Most likely your ideas are guaranteed minimum income or something boring like that.

Something like that (or a negative income tax, etc) would be a useful band-aid, but in the long run I agree that those are boring solutions. Forced redistribution of wealth is palliative at best, treating the symptoms of a problem, making it hurt less, but not addressing the cause of those symptoms at all, leaving the actual problem untreated.

The problem is that wealth concentrates; that having more wealth makes it easier to acquire more wealth, and having less wealth makes it difficult to even stem the further loss of wealth, to the point that a class of idle rich can live off the labors of a class of working poor, creating the class divide and class immobility which are the symptoms that forced redistribution is aimed at alleviating, but which aren't the root problem. As far as I can see almost nobody is even asking the question of what the root problem is. How does having wealth enable some people to simultaneously work less and gain more? How does lacking wealth force other people to work their asses off and yet gain nothing? Why doesn't wealth naturally flow from the idle rich to the working poor, as the rich pay the poor to work to support them, gradually drawing the rich and poor together into a single moderately-working moderately-wealthy middle class? What breaks that natural process?

The short version of my answer (because I gather you don't really care enough to read a full explanation) is that the problem is any transaction where someone with more wealth than they need for their personal use lends that wealth (be it money, land, whatever) out for temporary use by someone who needs more than they have, in exchange for a permanent transfer of wealth (i.e. money) in the other direction -- rather than a simple sale where both sides give up something permanently in exchange for some permanent gain. Such transactions (the ones we call rent and interest, or in older technical terms, "usury") are the root cause of the problems of capitalism, and if we got rid of them we wouldn't need palliative treatments like forced redistribution at all. A usury-free free market would be one without any of the troubles that free-market opponents deride. It would be one where any high school graduate or welder who showed up and did their job every day could expect to own their own home and eventually retire, unlike the world today.

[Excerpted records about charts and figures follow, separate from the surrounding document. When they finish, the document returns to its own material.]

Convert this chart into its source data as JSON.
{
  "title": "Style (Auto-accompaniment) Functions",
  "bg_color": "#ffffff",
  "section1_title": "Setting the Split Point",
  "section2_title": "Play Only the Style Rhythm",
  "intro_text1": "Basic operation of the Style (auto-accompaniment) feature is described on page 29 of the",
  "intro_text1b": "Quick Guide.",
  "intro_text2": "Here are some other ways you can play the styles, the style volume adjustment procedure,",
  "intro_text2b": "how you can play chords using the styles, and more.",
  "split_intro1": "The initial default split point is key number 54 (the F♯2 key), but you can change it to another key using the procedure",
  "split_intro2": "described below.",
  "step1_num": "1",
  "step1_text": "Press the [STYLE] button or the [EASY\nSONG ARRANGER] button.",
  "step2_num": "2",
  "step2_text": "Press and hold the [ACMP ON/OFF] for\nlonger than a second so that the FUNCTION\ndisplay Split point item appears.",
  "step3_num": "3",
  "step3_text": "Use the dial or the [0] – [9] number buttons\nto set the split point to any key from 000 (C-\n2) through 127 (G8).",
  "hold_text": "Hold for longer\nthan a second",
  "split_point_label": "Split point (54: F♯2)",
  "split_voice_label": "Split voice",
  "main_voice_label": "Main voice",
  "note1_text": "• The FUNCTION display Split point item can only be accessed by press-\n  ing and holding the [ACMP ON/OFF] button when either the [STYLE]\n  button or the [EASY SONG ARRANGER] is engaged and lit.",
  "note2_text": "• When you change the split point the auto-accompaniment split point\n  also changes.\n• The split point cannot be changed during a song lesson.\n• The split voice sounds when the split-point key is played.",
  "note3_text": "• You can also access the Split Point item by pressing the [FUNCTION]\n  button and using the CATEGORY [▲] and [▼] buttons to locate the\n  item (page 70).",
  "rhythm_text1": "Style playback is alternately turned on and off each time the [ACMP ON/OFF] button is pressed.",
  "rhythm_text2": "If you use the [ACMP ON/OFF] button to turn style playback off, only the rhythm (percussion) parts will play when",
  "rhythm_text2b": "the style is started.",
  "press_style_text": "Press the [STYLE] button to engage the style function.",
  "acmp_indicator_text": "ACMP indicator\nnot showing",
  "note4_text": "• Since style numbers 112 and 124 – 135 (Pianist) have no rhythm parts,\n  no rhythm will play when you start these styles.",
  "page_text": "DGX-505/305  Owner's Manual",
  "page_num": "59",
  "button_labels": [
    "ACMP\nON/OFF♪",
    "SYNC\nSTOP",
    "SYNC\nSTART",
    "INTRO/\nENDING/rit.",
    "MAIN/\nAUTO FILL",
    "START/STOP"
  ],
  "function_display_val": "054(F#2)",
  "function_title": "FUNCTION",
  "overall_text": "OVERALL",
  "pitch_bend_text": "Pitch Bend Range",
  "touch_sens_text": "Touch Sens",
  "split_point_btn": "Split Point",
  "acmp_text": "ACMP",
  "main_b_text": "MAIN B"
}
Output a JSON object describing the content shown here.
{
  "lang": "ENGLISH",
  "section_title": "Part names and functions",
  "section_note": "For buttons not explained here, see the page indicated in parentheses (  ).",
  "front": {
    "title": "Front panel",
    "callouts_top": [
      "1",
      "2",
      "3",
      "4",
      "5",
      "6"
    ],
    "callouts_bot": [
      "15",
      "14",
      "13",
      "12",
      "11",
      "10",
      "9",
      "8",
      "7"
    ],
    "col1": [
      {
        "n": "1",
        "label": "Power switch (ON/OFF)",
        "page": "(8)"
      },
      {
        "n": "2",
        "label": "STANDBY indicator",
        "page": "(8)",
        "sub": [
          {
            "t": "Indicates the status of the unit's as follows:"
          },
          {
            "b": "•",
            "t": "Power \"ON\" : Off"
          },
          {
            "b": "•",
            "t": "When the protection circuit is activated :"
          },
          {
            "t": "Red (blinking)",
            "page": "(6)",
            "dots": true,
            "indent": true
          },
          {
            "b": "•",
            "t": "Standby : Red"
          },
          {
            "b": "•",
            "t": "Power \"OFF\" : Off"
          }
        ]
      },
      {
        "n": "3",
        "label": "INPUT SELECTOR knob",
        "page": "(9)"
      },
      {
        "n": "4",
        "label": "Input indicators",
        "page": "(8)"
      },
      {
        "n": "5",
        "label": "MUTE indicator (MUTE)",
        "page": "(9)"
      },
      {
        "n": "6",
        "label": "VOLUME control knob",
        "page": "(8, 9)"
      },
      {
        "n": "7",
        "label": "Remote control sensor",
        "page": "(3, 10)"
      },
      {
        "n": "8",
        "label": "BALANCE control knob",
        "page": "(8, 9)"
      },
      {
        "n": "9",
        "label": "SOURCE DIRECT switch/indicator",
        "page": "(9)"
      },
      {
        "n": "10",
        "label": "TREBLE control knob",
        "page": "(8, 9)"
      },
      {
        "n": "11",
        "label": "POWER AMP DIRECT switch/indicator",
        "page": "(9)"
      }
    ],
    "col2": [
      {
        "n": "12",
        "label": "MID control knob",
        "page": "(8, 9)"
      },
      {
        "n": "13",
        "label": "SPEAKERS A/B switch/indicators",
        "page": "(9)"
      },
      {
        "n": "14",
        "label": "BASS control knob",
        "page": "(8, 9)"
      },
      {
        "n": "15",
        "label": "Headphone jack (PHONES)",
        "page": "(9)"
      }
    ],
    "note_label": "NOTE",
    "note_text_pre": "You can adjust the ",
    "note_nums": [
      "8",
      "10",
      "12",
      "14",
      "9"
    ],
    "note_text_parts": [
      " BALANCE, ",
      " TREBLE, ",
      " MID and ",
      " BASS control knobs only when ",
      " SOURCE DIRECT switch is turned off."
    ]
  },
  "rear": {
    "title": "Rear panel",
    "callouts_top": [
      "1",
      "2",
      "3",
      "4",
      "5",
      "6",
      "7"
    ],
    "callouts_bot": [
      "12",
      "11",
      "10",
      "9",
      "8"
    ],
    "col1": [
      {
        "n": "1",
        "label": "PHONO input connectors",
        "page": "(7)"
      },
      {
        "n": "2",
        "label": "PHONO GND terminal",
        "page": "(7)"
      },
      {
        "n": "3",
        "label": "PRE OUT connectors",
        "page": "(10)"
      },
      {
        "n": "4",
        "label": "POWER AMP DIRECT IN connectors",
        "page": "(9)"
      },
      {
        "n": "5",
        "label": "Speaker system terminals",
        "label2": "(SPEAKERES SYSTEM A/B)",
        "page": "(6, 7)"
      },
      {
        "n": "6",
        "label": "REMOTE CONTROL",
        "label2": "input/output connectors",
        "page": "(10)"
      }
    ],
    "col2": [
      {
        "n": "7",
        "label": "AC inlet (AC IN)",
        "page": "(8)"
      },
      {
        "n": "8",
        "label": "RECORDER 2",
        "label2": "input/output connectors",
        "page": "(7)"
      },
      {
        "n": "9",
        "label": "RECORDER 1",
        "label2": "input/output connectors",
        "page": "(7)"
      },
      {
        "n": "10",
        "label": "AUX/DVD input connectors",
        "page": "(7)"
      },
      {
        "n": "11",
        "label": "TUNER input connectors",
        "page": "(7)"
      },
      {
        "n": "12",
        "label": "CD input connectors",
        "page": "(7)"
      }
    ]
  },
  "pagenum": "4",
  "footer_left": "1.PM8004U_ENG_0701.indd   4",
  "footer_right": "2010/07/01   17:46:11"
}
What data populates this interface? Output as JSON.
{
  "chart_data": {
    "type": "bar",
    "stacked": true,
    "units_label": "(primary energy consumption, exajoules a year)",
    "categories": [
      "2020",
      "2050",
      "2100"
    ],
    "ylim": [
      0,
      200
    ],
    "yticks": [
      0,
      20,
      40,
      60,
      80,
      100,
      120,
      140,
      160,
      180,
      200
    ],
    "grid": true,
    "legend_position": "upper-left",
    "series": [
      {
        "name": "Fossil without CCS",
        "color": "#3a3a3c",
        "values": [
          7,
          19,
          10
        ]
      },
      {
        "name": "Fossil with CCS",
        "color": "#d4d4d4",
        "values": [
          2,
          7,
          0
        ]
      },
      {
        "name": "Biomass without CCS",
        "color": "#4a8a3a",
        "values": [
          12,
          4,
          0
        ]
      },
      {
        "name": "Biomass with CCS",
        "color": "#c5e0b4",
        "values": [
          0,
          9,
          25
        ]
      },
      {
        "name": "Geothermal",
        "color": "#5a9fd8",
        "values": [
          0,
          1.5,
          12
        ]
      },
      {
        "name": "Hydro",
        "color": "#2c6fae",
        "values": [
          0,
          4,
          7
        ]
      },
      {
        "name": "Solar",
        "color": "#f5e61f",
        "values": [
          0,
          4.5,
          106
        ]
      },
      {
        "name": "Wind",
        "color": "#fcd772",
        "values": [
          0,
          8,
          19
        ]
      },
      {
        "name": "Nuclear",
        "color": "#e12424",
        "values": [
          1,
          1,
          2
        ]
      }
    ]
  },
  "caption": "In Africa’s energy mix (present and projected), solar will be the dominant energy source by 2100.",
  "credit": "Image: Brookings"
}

I have much more I could say about how such a usury-free market could function without disrupting all the things which currently rely on rent and interest, but you probably don't care to hear it.

Comment Re:Too poor (Score 1) 341

Oh, you meant solutions the suffering individuals could implement all by themselves? Nah, they're probably fucked. Just try to fight it as best as you can and probably lose anyway.

I was offering ideas for solutions we collectively might implement if enough of us had the political will to do it, but it doesn't sound like you're actually interested in hearing those so never mind.

Comment Re:Too poor (Score 1) 341

From your own link, "The overall median personal income for all individuals over the age of 18 was $24,062".

You're probably right about the taxes though, that was a back-of-the-envelope estimate based on my own take-home pay. Still even when I was making about $25k my take-home was still barely above 80% of my earnings, so it's not super far off my estimate. That would give you an extra $200 a month or so, which is nothing to sneeze at, especially at lower incomes, but still not enough to retire on. If you can manage to save all of that for 45 years of work, it might pay your rent and maybe some utilities on a small apartment in a cheap location for 15 years of retirement. But food, medicine, never mind something to make life worth living? Good luck with that.